À travers le dédale sombre du Corbeau Noir, je marche sur ses traces, retenant mon souffle.

Loin du vacarme de la taverne, il m’entraîne dans un couloir plus étroit, où l’air est plus froid, plus épais. Chaque pas semble m’enfoncer un peu plus dans un territoire interdit.

Mon cœur cogne contre ma poitrine.

Je devrais partir.

Je dois partir.

Mais mes pieds avancent d’eux-mêmes.

Raphaël pousse une porte en bois massif. L’espace derrière est plus grand que je ne l’imaginais. Pas une simple pièce, mais un bureau, un repaire.

Le silence règne ici.

Des étagères croulent sous des livres épais, certains recouverts de poussière, d’autres ouverts comme s’ils avaient été feuilletés la veille. Une grande table trône au centre, envahie de papiers, de cartes. Des documents que je ne devrais pas voir.

Un fauteuil en cuir. Une bouteille de whisky à moitié vide. Une fenêtre, aux rideaux tirés, d’où filtre la lueur diffuse des lanternes de la ville.

Tout ici porte son empreinte.

Un autre Raphaël.

Celui qui règne sur ce lieu.

Celui qui m’effraie et m’attire à la fois.

Il referme la porte derrière moi.

Le loquet claque.

Je me raidis.

Il avance lentement, s’appuyant contre son bureau, bras croisés.

« Tu veux savoir qui je suis, n’est-ce pas ? »

Sa voix est plus grave. Plus posée.

Je déglutis, hochant doucement la tête.

Il laisse passer un silence.

Puis, d’un geste lent, il attrape une liasse de papiers sur son bureau et les fait glisser vers moi.

« Regarde. »

Je fronce les sourcils, hésite, puis avance prudemment.

Mes doigts effleurent les pages.
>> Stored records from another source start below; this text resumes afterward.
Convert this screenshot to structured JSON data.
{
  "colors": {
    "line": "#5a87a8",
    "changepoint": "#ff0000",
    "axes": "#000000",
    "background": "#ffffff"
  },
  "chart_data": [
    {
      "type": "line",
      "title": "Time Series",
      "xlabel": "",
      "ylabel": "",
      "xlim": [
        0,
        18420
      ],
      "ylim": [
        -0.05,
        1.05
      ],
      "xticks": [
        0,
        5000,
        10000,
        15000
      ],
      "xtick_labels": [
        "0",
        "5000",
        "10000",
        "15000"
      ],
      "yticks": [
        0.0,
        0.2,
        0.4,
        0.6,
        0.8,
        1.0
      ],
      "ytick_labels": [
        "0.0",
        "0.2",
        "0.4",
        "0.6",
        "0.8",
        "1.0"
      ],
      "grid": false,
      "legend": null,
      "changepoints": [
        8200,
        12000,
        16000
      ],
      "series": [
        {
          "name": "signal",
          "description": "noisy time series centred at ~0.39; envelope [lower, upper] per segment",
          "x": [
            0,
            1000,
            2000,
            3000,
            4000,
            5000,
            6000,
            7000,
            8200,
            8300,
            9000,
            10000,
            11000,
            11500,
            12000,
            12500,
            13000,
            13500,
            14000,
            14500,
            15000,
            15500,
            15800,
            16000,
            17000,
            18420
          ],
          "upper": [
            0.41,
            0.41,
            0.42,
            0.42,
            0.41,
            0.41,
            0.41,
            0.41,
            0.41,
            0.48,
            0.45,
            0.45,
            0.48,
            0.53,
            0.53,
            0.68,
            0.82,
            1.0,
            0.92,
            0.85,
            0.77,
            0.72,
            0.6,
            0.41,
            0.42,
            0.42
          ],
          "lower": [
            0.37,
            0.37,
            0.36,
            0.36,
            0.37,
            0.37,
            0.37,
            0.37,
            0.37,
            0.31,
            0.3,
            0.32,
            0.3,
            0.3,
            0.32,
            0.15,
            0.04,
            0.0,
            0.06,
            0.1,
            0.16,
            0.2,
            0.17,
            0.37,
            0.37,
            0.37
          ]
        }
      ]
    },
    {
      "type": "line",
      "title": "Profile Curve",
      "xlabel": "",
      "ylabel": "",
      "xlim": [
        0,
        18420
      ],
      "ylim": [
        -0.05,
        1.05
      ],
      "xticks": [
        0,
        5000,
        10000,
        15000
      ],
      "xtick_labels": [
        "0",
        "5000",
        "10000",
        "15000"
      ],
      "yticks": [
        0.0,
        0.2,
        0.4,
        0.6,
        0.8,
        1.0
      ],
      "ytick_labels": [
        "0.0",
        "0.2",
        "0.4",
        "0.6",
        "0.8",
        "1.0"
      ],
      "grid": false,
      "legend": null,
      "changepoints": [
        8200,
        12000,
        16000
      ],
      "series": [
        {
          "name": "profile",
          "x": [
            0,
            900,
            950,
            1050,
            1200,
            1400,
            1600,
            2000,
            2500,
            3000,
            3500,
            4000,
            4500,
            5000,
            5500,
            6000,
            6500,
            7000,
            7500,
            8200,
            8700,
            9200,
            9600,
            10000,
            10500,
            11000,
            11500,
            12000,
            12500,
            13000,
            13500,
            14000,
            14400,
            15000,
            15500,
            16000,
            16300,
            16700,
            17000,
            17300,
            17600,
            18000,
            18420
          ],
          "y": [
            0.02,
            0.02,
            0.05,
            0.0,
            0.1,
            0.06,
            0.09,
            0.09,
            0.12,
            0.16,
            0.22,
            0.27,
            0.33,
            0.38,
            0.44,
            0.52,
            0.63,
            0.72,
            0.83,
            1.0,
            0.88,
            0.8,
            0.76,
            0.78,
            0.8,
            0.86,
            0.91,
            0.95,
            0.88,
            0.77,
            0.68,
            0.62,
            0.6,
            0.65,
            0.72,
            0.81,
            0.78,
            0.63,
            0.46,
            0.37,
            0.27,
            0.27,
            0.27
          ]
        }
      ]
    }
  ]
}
Des noms, des chiffres, des transactions.

Des affaires.

Illégales.

Je relève les yeux vers lui, mais il ne détourne pas le regard.

Il attend.

« C’est ça, ton monde ? » ma voix est un souffle.

Il ne répond pas tout de suite.

Puis, d’un ton calme :

« C’est la seule chose que je connaisse. »

Je ne peux pas m’empêcher de serrer les poings.

« Et ça ne te dérange pas ? De… de vivre dans ça ? »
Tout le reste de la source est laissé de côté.